Ce fut également le cas de Slam Dunk en 2001. Quel est l’intérêt de ces rééditions pour le lecteur ?

Il n’y en a pas toujours à moins d’être un collectionneur ou un amateur de pages en couleur.

Toutefois certaines pages peuvent être retravaillées par le mangaka entre la prépublication et la publication en volume reliée. C’est le cas de Ghost in the shell 2 et de Bastard!!.

Media Mix et adaptation

Dernier moyen d’amortir les frais de publication, les éditeurs peuvent vendre les droits des personnages et exploiter de multiples produits dérivés, jeux vidéos, dessins animés.

Cette exploitation des séries sur plusieurs supports est également profitable pour le mangaka qui touche des redevances non négligeables.

Il faut noter qu’un dessinateur débutant ne touche qu’environ 3000 à 5000¥ par planche, soit entre 23 et 38,5€. Un mangaka confirmé peut toucher jusqu’à 30000¥, soit 233€.

Ce salaire paraît dérisoire par rapport à ce que touche un dessinateur de BD en France (entre 300 et 450€ par planche pour les auteurs de séries populaires).

Le mangaka doit donc impérativement produire une grande quantité de pages pour pouvoir vivre de son art. D’autre part, il doit payer ses assistants qui sont chargés de mettre les trames, d’encrer, de mettre en couleur…

Les débuts sont difficiles pour un jeune dessinateur lorsqu’on sait que plus de 4000 mangaka travaillent déjà pour seulement 273 magazines en 1997 et qu’il y a environ 10000 postulants.

Les jeunes mangaka font donc le bonheur des éditeurs japonais. Notons toutefois que le Japon est le seul pays où des dessinateurs de BD comptent parmi les grandes fortunes.

La publication des manga en recueil (sur lesquels l’auteur touche 10% de droits) et les redevances peuvent apporter une réelle richesse à un artiste.

Bien sur, des séries de mangas peuvent aussi dériver d’autres supports. C’est le cas de Sword Art Online qui était une série de romans avant d’être adaptés en mangas, anime, et des jeux vidéo.

Pour tous les publics

La BD franco-belge a tendance à s’adresser essentiellement aux enfants et aux adolescents. Ce n’est que récemment que les éditeurs essaient de toucher un public adulte.
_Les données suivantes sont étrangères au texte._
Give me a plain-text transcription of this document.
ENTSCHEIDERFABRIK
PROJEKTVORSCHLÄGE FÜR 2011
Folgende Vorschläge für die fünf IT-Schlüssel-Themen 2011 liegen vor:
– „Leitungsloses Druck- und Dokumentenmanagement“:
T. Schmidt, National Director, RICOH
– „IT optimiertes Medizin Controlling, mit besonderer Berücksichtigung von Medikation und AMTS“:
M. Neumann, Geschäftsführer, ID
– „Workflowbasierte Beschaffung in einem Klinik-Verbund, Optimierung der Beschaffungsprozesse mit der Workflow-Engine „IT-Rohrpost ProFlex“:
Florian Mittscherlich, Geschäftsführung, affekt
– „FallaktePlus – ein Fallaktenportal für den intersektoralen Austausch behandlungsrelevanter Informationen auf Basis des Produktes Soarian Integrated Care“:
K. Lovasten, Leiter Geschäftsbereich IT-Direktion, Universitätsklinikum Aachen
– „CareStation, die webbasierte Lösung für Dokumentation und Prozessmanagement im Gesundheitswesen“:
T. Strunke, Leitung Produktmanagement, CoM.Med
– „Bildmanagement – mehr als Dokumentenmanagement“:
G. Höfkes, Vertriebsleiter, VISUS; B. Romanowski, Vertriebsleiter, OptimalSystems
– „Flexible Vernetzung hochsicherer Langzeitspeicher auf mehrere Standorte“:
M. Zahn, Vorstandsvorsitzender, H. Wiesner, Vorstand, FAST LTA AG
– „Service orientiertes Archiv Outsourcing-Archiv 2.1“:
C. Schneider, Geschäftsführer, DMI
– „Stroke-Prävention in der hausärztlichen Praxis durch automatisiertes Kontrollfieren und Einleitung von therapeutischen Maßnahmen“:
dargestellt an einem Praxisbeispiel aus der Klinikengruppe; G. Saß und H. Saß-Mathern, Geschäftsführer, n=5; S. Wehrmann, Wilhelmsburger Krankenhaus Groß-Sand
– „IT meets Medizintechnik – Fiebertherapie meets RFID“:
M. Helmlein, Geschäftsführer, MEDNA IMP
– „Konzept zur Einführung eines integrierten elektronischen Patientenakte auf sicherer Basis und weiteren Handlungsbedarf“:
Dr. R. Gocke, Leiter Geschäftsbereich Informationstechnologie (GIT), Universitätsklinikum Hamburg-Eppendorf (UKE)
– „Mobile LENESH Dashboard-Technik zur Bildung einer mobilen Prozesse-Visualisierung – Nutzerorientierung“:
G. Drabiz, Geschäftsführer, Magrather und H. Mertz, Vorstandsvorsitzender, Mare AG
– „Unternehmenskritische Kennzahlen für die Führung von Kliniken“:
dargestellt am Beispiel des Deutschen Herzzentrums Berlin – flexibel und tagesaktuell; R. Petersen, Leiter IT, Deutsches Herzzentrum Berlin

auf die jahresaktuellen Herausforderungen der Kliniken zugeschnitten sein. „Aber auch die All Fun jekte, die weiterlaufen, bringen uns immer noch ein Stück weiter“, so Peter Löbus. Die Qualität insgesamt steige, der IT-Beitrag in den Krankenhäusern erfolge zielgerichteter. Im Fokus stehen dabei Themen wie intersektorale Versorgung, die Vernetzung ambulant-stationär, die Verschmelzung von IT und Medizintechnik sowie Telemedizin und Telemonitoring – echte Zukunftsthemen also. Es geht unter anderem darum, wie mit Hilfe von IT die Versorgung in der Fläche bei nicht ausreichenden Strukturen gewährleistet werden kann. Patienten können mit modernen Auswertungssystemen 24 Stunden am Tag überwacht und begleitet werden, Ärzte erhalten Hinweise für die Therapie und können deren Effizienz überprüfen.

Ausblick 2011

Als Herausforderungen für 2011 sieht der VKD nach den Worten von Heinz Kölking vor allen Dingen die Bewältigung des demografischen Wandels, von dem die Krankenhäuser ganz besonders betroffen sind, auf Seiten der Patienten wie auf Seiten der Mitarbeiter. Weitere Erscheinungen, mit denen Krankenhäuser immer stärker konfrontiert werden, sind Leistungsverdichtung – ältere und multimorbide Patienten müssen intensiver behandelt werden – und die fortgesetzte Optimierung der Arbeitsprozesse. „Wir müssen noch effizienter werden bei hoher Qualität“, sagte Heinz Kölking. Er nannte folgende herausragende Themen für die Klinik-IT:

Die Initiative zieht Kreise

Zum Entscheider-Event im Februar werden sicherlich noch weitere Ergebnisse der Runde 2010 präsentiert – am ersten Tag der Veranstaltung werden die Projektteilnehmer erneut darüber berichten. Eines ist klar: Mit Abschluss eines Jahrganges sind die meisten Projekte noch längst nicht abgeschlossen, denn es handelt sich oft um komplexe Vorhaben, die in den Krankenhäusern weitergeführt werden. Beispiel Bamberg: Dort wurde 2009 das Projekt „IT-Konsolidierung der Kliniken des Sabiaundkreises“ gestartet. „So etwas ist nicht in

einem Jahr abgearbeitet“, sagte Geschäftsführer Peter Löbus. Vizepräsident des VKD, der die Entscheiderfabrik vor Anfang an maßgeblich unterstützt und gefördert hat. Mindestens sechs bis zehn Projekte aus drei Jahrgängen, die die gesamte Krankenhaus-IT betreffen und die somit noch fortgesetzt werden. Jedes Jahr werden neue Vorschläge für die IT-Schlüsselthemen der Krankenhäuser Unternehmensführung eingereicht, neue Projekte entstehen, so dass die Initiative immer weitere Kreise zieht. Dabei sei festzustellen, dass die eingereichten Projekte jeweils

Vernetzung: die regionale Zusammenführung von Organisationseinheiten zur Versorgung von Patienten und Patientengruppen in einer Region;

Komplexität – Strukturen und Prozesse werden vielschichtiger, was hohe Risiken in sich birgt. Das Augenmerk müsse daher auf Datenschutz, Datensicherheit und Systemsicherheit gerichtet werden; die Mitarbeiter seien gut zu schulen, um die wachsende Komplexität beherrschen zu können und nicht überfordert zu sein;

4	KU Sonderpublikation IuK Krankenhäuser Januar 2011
D’autre part, le public ciblé est majoritairement masculin. Si l’on examine la situation japonaise, on ne peut qu’être frappé par la composition hétérogène du lectorat. 

Il y a des manga pour tous : tous âges, tous genres, toutes professions. 

Les éditeurs japonais ont pour habitudes de distinguer quatre principales catégories de lecteurs.

Les shônen sont destinés à des adolescents, tandis que les shôjo sont plutôt réservés aux adolescentes. Les seinen manga visent un public adulte masculin.

La dernière grande catégorie regroupe les femmes adultes. En 1996, on comptait 23 mangashi pour adolescents et 45 destinés à des adolescentes, soit plus de 807,81 millions d’exemplaires en circulation pour cette tranche d’âge.

Cette même année a vu la parution de 37 revues de prépublication destinées à un public masculin adulte et 52 pour celui des adultes femmes, ce qui équivaut à 655,3 millions d’exemplaires pour ces deux catégories.

Au vu de ces chiffres, on ne peut pas dire que le manga soit réservé à un jeune public. En outre, le public ciblé par le manga a tendance à suivre l’évolution du lectorat : il y a plus de mangashi destinés aux adultes qui ont passé leur jeunesse à lire de la BD qu’autrefois.

Cette répartition théorique n’est pas toujours vraie en pratique. Le Shônen Jump est connu pour l’hétérogénéité de son public : destiné à des adolescents, il est également lu par des jeunes filles et des adultes.

Il en est de même pour la majorité des mangashi. Le Big Comic Spirit est par exemple lu par un deux tiers d’hommes et un tiers de femmes. Les véritables différences entre les shônen, les shôjo et les seinen résident dans leurs qualités graphiques et narratives différentes.

À côté de ces BD destinées à des tranches d’âge particulières on note l’existence de manga destiné aux joueurs de mah-jong, de pachinko (machine à sous), de golf, etc.

D’autres manga destinés aux adultes sont de véritables revues didactiques. En 1989, l’éditeur Chuo Kohron Sha avait par exemple entamé la publication de l’histoire du Japon, cautionnée par des scientifiques, en 48 volume de 225 pages.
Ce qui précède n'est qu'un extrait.